Le dirigeant d'une PME ruiné par le fisc s'attaque à la rémunération des agents de Revenu Québec à l'aide d'une procédure inusitée.

Jean-Yves Archambault déposera aujourd'hui à la Cour supérieure une requête en jugement déclaratoire visant à faire interdire les bonis et autres récompenses versés aux agents du fisc et reliés à leurs objectifs de récupération auprès des contribuables.

«Ça risque d'être une petite bombe!», lance son avocate, Caroline Desrosiers, spécialiste des litiges fiscaux.

M. Archambault était président du Groupe Enico, une entreprise florissante dans un secteur de pointe qui s'est écroulée lorsque Revenu Québec a entrepris une vérification fiscale, à la suite d'une dénonciation de la part d'un concurrent.

«Je me suis fait voler ma vie. J'ai tout perdu: ma famille et tout ce que j'avais. Je n'ai plus qu'un seul but: faire changer les choses», explique M. Archambault qui se bat depuis huit ans contre Revenu Québec.

En 2013, il a remporté une manche importante. La Cour supérieure a déterminé que Revenu Québec avait eu des «agissements malveillants et abusifs» et a condamné le fisc à lui verser plus de 4 millions de dollars en dommages et intérêts. Mais Revenu Québec a porté en appel le jugement dont il réfute les conclusions.

Beaucoup de pression

La Cour a confirmé que les employés du fisc ont beaucoup de pression pour émettre des avis de cotisation. Chaque service, chaque agent a des quotas de récupération à atteindre. S'il atteint sa cible, l'agent peut grimper d'échelon, ce qui augmentera son salaire de 1000 à 1200$. L'agent peut aussi obtenir un boni pour rendement exceptionnel qui peut représenter 3,5% de son revenu.

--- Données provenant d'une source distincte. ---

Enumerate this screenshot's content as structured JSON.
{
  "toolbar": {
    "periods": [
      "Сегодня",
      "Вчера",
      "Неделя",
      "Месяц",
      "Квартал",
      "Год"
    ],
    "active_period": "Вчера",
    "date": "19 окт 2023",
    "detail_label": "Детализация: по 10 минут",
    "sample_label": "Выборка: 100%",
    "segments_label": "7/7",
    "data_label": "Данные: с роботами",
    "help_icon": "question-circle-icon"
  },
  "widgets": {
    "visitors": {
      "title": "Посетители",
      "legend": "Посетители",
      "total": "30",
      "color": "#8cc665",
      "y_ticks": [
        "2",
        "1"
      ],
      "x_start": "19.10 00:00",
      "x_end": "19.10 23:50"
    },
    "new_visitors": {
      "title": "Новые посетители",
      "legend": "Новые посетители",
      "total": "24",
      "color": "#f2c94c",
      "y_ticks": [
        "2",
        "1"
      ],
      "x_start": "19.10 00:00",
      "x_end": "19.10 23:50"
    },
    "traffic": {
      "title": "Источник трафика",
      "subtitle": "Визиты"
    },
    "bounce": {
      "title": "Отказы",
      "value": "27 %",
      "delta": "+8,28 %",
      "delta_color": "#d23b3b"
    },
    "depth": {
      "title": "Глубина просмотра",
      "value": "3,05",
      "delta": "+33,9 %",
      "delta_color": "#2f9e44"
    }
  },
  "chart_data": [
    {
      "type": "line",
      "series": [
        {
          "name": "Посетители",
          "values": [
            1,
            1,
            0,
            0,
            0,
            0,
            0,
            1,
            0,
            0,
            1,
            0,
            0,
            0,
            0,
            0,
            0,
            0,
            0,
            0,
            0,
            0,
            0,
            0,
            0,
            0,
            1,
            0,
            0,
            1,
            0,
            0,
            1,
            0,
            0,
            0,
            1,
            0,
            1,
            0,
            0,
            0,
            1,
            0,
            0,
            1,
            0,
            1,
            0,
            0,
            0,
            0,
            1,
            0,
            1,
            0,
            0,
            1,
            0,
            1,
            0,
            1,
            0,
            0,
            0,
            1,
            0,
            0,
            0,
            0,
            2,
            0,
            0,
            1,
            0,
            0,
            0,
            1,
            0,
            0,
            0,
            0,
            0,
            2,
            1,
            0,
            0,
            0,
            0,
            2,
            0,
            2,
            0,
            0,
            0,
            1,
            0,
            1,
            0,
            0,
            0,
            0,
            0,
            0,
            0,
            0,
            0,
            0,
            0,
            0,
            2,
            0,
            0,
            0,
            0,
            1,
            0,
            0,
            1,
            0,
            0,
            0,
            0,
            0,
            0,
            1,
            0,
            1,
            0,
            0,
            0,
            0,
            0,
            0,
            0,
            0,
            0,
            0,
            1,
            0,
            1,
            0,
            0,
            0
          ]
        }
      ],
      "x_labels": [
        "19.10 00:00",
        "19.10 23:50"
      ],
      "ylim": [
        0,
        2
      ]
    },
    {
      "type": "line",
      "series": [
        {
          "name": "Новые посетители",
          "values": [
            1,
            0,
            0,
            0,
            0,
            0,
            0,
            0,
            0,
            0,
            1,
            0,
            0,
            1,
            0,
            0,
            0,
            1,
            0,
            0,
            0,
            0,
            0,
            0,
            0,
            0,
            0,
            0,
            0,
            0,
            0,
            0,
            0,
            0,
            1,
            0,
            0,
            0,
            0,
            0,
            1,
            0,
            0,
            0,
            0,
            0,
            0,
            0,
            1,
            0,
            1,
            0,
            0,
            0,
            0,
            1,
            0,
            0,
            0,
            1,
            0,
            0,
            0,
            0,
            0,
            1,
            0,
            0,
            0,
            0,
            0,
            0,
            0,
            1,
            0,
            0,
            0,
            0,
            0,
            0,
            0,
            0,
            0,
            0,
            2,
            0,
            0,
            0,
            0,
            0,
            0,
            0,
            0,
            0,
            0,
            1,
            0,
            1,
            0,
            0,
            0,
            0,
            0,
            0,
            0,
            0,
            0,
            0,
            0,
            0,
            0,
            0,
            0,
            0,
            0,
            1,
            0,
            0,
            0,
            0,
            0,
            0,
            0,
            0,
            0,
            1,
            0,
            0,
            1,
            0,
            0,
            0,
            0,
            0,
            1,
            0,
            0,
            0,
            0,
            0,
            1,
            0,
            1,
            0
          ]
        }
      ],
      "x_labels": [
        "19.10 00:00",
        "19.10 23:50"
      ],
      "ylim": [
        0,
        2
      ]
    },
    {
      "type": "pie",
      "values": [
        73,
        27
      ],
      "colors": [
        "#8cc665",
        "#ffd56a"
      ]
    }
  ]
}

«Si on récompense un fonctionnaire pour les montants qu'il récupère, on l'incite à en récupérer plus, au risque que cela ne biaise son jugement lors de son travail de vérification. Son intérêt est évident», s'était inquiété le juge.

C'est là-dessus que M. Archambault revient à la charge. Dans sa nouvelle requête, il allègue que les bonis placent les vérificateurs en conflits d'intérêts, ce qui va à l'encontre de leur code d'éthique.

Le code de déontologie de Revenu Québec stipule que les employés doivent «éviter de se placer dans une situation pouvant jeter un doute raisonnable sur leur capacité à s'acquitter de leurs devoirs avec loyauté et impartialité».

Selon M. Archambault, les bonis font en sorte que les vérificateurs ont un intérêt personnel et direct à gonfler les cotisations émises, ce qui leur procurera une récompense monétaire et de l'avancement.

«L'impact de cette non-impartialité est très grave pour les entrepreneurs en ce moment. Des Jean-Yves Archambault, il y en a des dizaines au Québec. Des gens qui avaient de belles entreprises, qui créaient des emplois. Et du jour au lendemain, c'est fini. C'est de la richesse perdue pour le Québec», déplore Me Desrosiers.

Le fisc nie

De son côté, le fisc nie catégoriquement l'information contenue dans la requête. «Il n'existe aucune forme de quotas ou de bonis à Revenu Québec axés sur les sommes récupérées par nos vérificateurs», a martelé Stéphane Dion, chef des relations publiques et porte-parole de Revenu Québec.

«Tout cela est complètement faux, dit-il. On compte bien en faire la démonstration lors du processus d'appel.»